Outre leur impact climatique désastreux et l’artificialisation des terres qu’ils induisent, la multiplication de ces projets inutiles et coûteux compromet également la capacité d’investissement de la Région dans les mobilités douces et les transports en commun. Il est plus que temps que la Région dépasse l’ère du tout-routier, à contre sens des nécessités actuelles du territoire – il suffit de s’intéresser au prix de l’essence et à l’état du réseau ferroviaire pour en avoir un aperçu – et des enjeux d’atténuation et d’adaptation au changement climatique.
Les crédits liés à la transition écologique et énergétique dans ce protocole d’accord sont en revanche très insuffisants. La rénovation des bâtiments doit devenir massive et les 10 M€ prévus dans le plan initial sont dérisoires par rapport aux besoins. Le développement des énergies renouvelables doit lui aussi être accéléré et apparaît comme une évidence en pleine crise énergétique, alors que nous risquons de connaître des coupures sur le réseau électrique cet hiver. Enfin, engager seulement 15 M€ sur 6 ans pour l’adaptation au changement climatique paraît déconnecté de la réalité et des impacts du changement climatique. Les travaux du GIEC Normand mettent pourtant en évidence l’étendue des besoins relatifs à l’adaptation, alors que le GIEC a clairement démontré que l’ampleur des impacts du changement climatique est telle que des investissements massifs dans l’adaptation doivent être engagés dès aujourd’hui dans toutes les régions du monde (Voir IPCC Sixth Assessment Report: « Climate Change 2022: Impacts, Adaptation and Vulnerability »).
AP 22-ADT-06-10-2
RÉGION NORMANDIE
Conseil Régional
Réunion du 17 octobre 2022
Amendement n°3 déposé par Laetitia Sanchez et Rudy L’Orphelin
À la fin de la délibération, ajouter les mots suivants :
« De mandater le Président pour négocier avec l’État des modifications au protocole d’accord afin d’augmenter significativement les crédits destinés au transport ferroviaire pour la période 2023-2027, dont le réseau nécessite des investissements massifs qui doivent permettre une meilleure connexion entre les métropoles normandes, la réouverture de petites lignes et l’amélioration de celles existantes, l’amélioration des dessertes inter-régionales (en particulier vers Amiens, Le Mans et Rennes), l’accélération de l’électrification des lignes, une meilleure intermodalité et le développement du fret, »
Exposé sommaire :
Cet amendement vise à mandater le Président pour obtenir une hausse significative des investissements dans le réseau ferroviaire lors de sa négociation du protocole d’accord 2023-2027 avec l’État.

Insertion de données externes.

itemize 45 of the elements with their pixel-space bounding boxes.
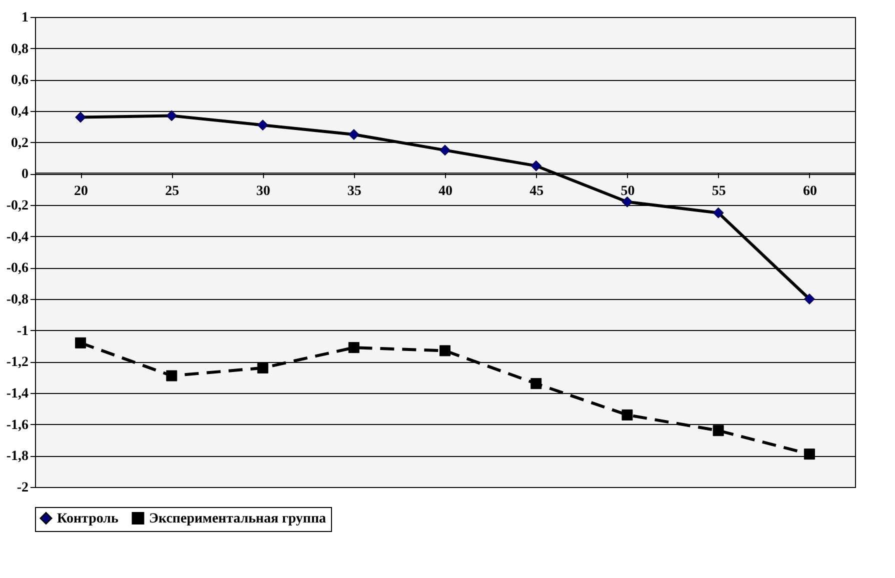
- y-tick-label: -1,8: [6, 449, 28, 464]
- y-tick-label: 0: [22, 167, 28, 182]
- point: [804, 448, 815, 460]
- legend-label: Экспериментальная группа: [149, 511, 326, 526]
- point: [530, 378, 542, 390]
- point: [75, 337, 86, 348]
- point: [166, 370, 178, 382]
- y-tick-label: 0,2: [11, 136, 28, 151]
- x-tick-label: 40: [438, 184, 452, 200]
- x-tick-label: 35: [347, 184, 362, 200]
- point: [712, 207, 724, 218]
- y-tick-label: -0,2: [6, 198, 28, 214]
- y-tick-label: -1,6: [6, 418, 28, 433]
- x-tick-label: 20: [74, 184, 88, 200]
- point: [804, 294, 815, 304]
- point: [440, 144, 450, 156]
- y-tick-label: 0,6: [11, 73, 28, 88]
- y-tick-label: -1: [16, 324, 28, 339]
- y-tick-label: -0,6: [6, 261, 28, 276]
- point: [257, 120, 268, 131]
- legend-label: Контроль: [57, 511, 120, 526]
- point: [75, 112, 86, 123]
- point: [712, 425, 724, 436]
- point: [530, 160, 542, 172]
- x-tick-label: 55: [712, 184, 726, 200]
- y-tick-label: 0,4: [11, 104, 28, 120]
- x-tick-label: 50: [620, 184, 635, 200]
- point: [622, 409, 633, 420]
- y-tick-label: -1,4: [6, 386, 28, 402]
- point: [622, 196, 633, 208]
- y-tick-label: -0,8: [6, 292, 28, 308]
- point: [166, 110, 178, 122]
- y-tick-label: -0,4: [6, 230, 28, 245]
- point: [257, 362, 268, 374]
- point: [348, 129, 360, 140]
- x-tick-label: 30: [256, 184, 270, 200]
- y-tick-label: -2: [16, 480, 28, 496]
- y-tick-label: 1: [22, 10, 28, 26]
- point: [440, 345, 450, 356]
- x-tick-label: 45: [530, 184, 544, 200]
- x-tick-label: 25: [165, 184, 180, 200]
- y-tick-label: -1,2: [6, 355, 28, 370]
- x-tick-label: 60: [802, 184, 817, 200]
- y-tick-label: 0,8: [11, 42, 28, 57]
- point: [348, 342, 360, 354]
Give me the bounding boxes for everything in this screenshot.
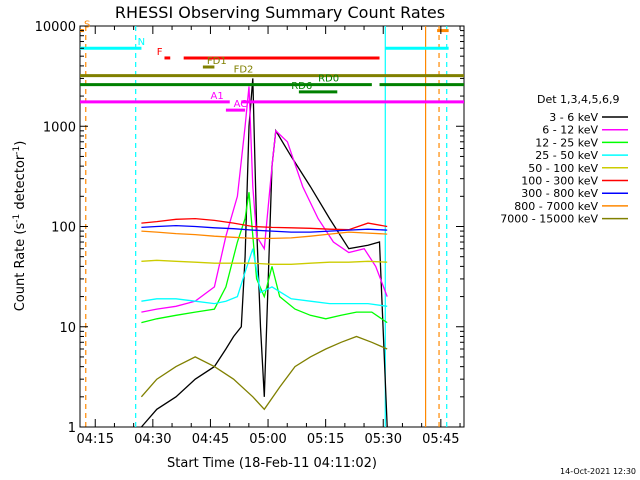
series-lines — [140, 78, 388, 428]
legend-label: 25 - 50 keV — [535, 149, 598, 162]
series-line — [141, 224, 388, 233]
series-line — [140, 335, 388, 411]
series-line — [141, 192, 388, 324]
series-line — [141, 259, 388, 265]
series-line — [141, 217, 388, 231]
legend-label: 6 - 12 keV — [542, 124, 598, 137]
plot-frame — [79, 25, 465, 428]
legend-label: 50 - 100 keV — [528, 162, 598, 175]
x-tick-label: 05:45 — [422, 432, 459, 447]
footer-date: 14-Oct-2021 12:30 — [560, 467, 636, 476]
y-tick-label: 1 — [68, 421, 76, 436]
flag-label: A1 — [211, 91, 224, 102]
x-tick-label: 04:30 — [134, 432, 171, 447]
y-axis-ticks: 1 10 100 1000 10000 — [35, 20, 464, 436]
x-tick-label: 04:45 — [192, 432, 229, 447]
series-line — [141, 230, 388, 240]
flag-label: N — [138, 37, 145, 48]
legend-label: 12 - 25 keV — [535, 136, 598, 149]
flag-label: S — [84, 20, 90, 31]
x-tick-label: 05:30 — [365, 432, 402, 447]
legend-label: 800 - 7000 keV — [514, 200, 598, 213]
x-tick-label: 04:15 — [77, 432, 114, 447]
series-line — [141, 248, 388, 307]
flag-label: RD0 — [318, 74, 339, 85]
flag-label: F — [157, 47, 163, 58]
x-tick-label: 05:00 — [249, 432, 286, 447]
y-tick-label: 10 — [59, 321, 76, 336]
y-tick-label: 1000 — [43, 120, 76, 135]
x-axis-ticks: 04:15 04:30 04:45 05:00 05:15 05:30 05:45 — [77, 26, 461, 447]
flag-label: RD6 — [291, 81, 312, 92]
legend-label: 300 - 800 keV — [521, 187, 598, 200]
y-axis-label: Count Rate (s-1 detector-1) — [12, 141, 28, 312]
y-tick-label: 10000 — [35, 20, 76, 35]
flag-label: AC — [234, 99, 248, 110]
legend-label: 100 - 300 keV — [521, 175, 598, 188]
legend-label: 3 - 6 keV — [549, 111, 598, 124]
legend-title: Det 1,3,4,5,6,9 — [537, 93, 620, 106]
chart-title: RHESSI Observing Summary Count Rates — [115, 3, 445, 22]
flag-label: FD2 — [234, 65, 254, 76]
flag-label: FD1 — [207, 56, 227, 67]
y-tick-label: 100 — [51, 221, 76, 236]
x-axis-label: Start Time (18-Feb-11 04:11:02) — [167, 456, 377, 471]
status-flags: S N F FD1 FD2 RD0 RD6 AC A1 — [80, 20, 464, 112]
series-line — [141, 86, 388, 313]
legend-label: 7000 - 15000 keV — [500, 213, 598, 226]
x-tick-label: 05:15 — [307, 432, 344, 447]
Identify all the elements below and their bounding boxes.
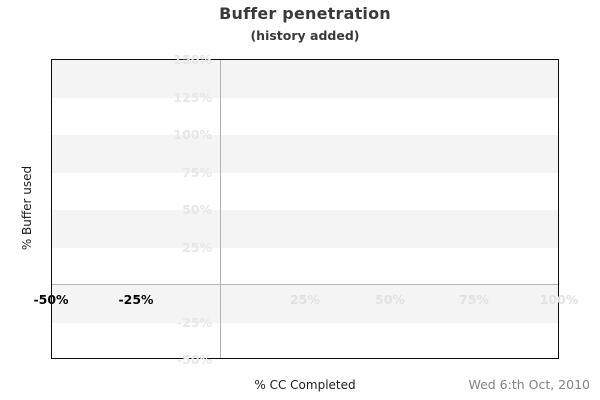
chart-subtitle: (history added) — [250, 28, 360, 43]
y-tick-label: 100% — [173, 127, 212, 142]
date-annotation: Wed 6:th Oct, 2010 — [468, 377, 590, 392]
y-axis-title: % Buffer used — [20, 165, 34, 251]
x-tick-label: -25% — [118, 292, 154, 307]
y-tick-label: 50% — [182, 202, 212, 217]
plot-band-150-125 — [52, 60, 558, 98]
y-tick-label: -25% — [176, 314, 212, 330]
x-tick-label: -50% — [33, 292, 69, 307]
x-tick-label: 100% — [539, 292, 579, 307]
y-zero-gridline — [52, 284, 558, 285]
x-zero-gridline — [220, 60, 221, 358]
plot-band-0-neg25 — [52, 285, 558, 323]
plot-band-50-25 — [52, 210, 558, 248]
x-tick-label: 75% — [459, 292, 489, 307]
y-tick-label: 25% — [182, 239, 212, 255]
y-tick-label: 150% — [173, 52, 212, 67]
y-tick-label: 75% — [182, 164, 212, 180]
chart-title: Buffer penetration — [219, 4, 391, 23]
plot-band-100-75 — [52, 135, 558, 173]
y-tick-label: 125% — [173, 89, 212, 105]
x-tick-label: 25% — [290, 292, 320, 307]
plot-area — [51, 59, 559, 359]
x-axis-title: % CC Completed — [254, 378, 356, 392]
x-tick-label: 50% — [375, 292, 405, 307]
y-tick-label: -50% — [176, 352, 212, 367]
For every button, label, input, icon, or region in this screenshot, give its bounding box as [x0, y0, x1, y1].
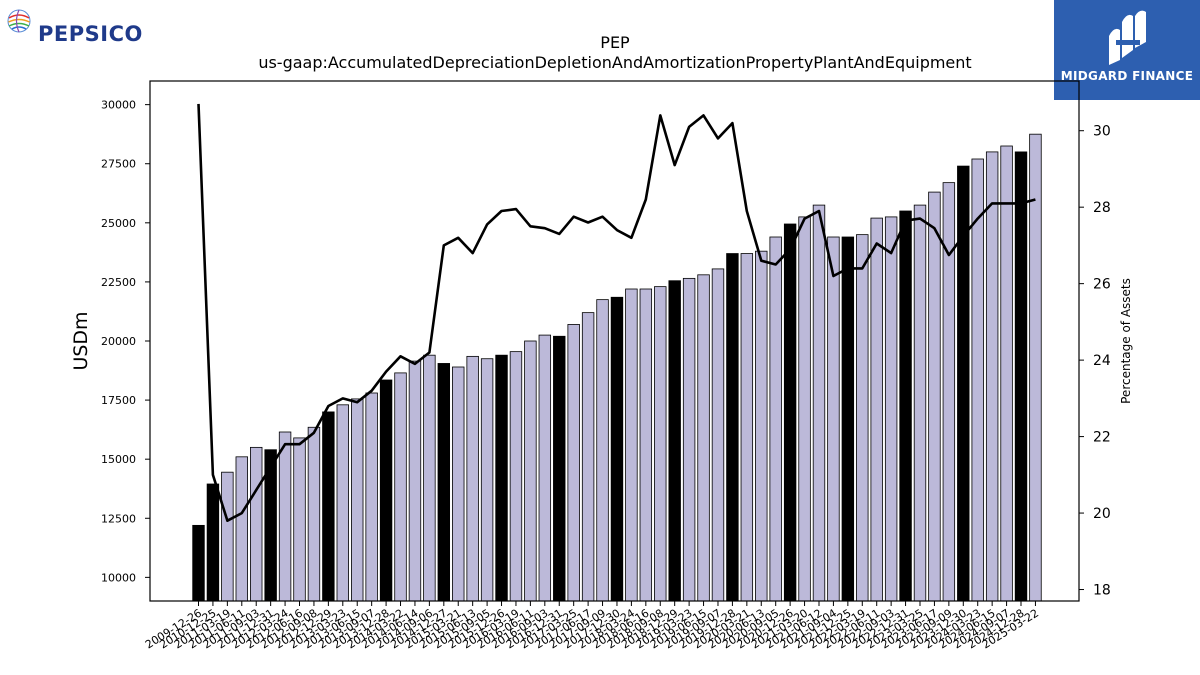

Malgré les promesses de la Région et du gouvernement, le sous-investissement dans le ferroviaire ne semble pas prendre fin. Au cours des dernières années, il a été masqué grâce aux achats des rames OMNEO par la Région mais a perduré. Les difficultés rencontrées par les usagers au quotidien et la nécessaire transition écologique et énergétique doivent nous inciter à enfin procéder aux investissements nécessaires au risque de voir le réseau se dégrader encore davantage et alors même que la Région prévoit d’investir massivement dans le réseau routier, pour lequel elle ne dispose d’aucune compétence particulière.